Chalk it up to experience,
mock

the beguiling father who rolls
another cigarette,

weighing and imposing hate
on the living siblings

who may yet still rise in old Ohio
on beds of ice.


II

So we look to the amethyst
in the yard

that finds its way
into the hands of a seven year old boy.

We who are experts in pain will seek
and cut the palm

in the name of the rose
and white-hot-iron abstinence.

Once there was sunlight
on Lake Austin,

now only amethyst
stands between worldly oblivion,

the broken windows
of the cathedral, and the drunk consciousness

of adulthood.
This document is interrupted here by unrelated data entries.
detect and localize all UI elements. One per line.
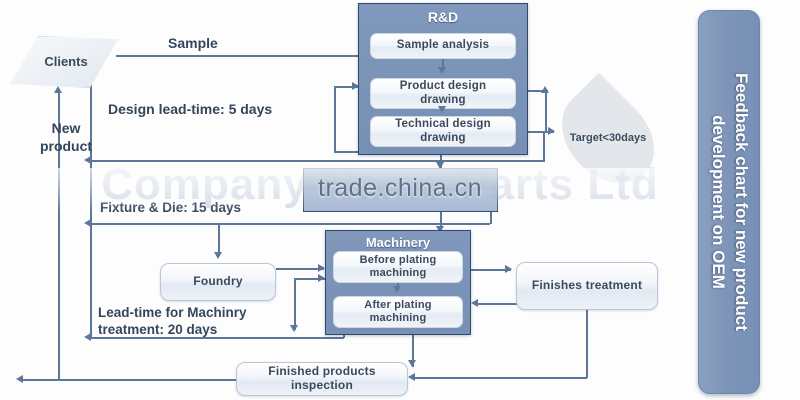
- arrowhead-inspection-return: [16, 375, 23, 383]
- arrowhead-machinery-left-in: [318, 274, 325, 282]
- rd-group-title: R&D: [359, 9, 527, 25]
- connector-finishes-to-machinery: [477, 303, 517, 305]
- label-design-lead-time: Design lead-time: 5 days: [108, 101, 272, 119]
- flowchart-canvas: Clients R&D Sample analysis Product desi…: [0, 0, 800, 400]
- node-finished-products-inspection[interactable]: Finished products inspection: [236, 362, 408, 396]
- node-before-plating-machining[interactable]: Before plating machining: [333, 251, 463, 283]
- connector-return-bus: [90, 76, 92, 338]
- node-product-design-drawing[interactable]: Product design drawing: [370, 78, 516, 109]
- connector-machinery-return-stub: [343, 335, 345, 338]
- arrowhead-fixture-to-foundry: [214, 252, 222, 259]
- node-sample-analysis[interactable]: Sample analysis: [370, 33, 516, 59]
- target-label: Target<30days: [552, 132, 664, 144]
- connector-fixture-down: [490, 212, 492, 224]
- connector-rd-down: [543, 131, 545, 161]
- label-sample: Sample: [168, 35, 218, 53]
- arrowhead-foundry-to-machinery: [318, 264, 325, 272]
- connector-rd-left-bottom: [334, 151, 360, 153]
- node-finishes-treatment[interactable]: Finishes treatment: [516, 262, 658, 310]
- arrowhead-finishes-to-machinery: [471, 299, 478, 307]
- connector-design-return: [90, 160, 545, 162]
- arrowhead-product-to-technical: [438, 106, 446, 113]
- connector-finishes-to-inspection: [414, 377, 587, 379]
- label-machinery-lead-time: Lead-time for Machinry treatment: 20 day…: [98, 305, 247, 339]
- node-foundry[interactable]: Foundry: [160, 263, 276, 301]
- arrowhead-sample-to-product: [438, 67, 446, 74]
- connector-finishes-down: [586, 310, 588, 378]
- connector-rd-left-vertical: [334, 86, 336, 152]
- arrowhead-machinery-left-down: [290, 325, 298, 332]
- arrowhead-before-to-after-plating: [393, 286, 401, 293]
- node-after-plating-machining[interactable]: After plating machining: [333, 296, 463, 328]
- label-new-product: New product: [33, 120, 99, 155]
- clients-label: Clients: [10, 36, 116, 86]
- arrowhead-machinery-to-finishes: [505, 265, 512, 273]
- arrowhead-machinery-to-inspection: [408, 360, 416, 367]
- connector-inspection-return: [22, 379, 236, 381]
- connector-machinery-left-vertical: [294, 278, 296, 330]
- label-fixture-die: Fixture & Die: 15 days: [100, 200, 241, 217]
- title-banner-text: Feedback chart for new product developme…: [706, 16, 752, 388]
- connector-sample-line: [116, 55, 360, 57]
- node-intermediate-stage[interactable]: [303, 168, 498, 212]
- arrowhead-finishes-to-inspection: [408, 373, 415, 381]
- arrowhead-rd-measure-up: [541, 86, 549, 93]
- connector-rd-measure-vertical: [545, 90, 547, 131]
- node-technical-design-drawing[interactable]: Technical design drawing: [370, 116, 516, 147]
- title-banner: Feedback chart for new product developme…: [698, 10, 760, 394]
- machinery-group-title: Machinery: [326, 235, 470, 250]
- arrowhead-new-product-up: [54, 86, 62, 93]
- connector-fixture-return: [90, 223, 490, 225]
Shatter the pane
with your fist,

open your veins if you insist.
Though we are sick and far beyond

flight, a boy’s gift might yet bring
our histories together.


III

Once I was your 'brave Irish poet,'
pitted against butcher

and daddy-knave
who would ruin you and enslave

the poor girl and the crucified Christ.
Hard to imagine that men

would dare to dice
for His cloak under the eyes of heaven.

Now we leave our humble disguises
behind as we move

from one decade's debacle to another
in betrayal.

O, we know other pilgrims
have trod the path

where family and friends may tread.
Break bread,

drink the blood –
I'm coming with nought

but amethyst, bed-rock, immersed
in the mysteries of heaven-sent sunsets.


IV

Too old in years, our worlds bereft,
no occasion to cry,

none to laugh.
Drink from the black carafe

as if your life depended upon it.
Spy Aidan’s stone

if you will
in the bowed but delighted

hours of a lifetime.
Once more the small hours

chime
with Austin’s unforgettable verse,

and we die a little
in the brittle starlight of night.

So the cruel
and unyielding dead

come to steal the talismanic stone.
Listen to the lament

in this song,
hard to imagine, somewhere, we do belong.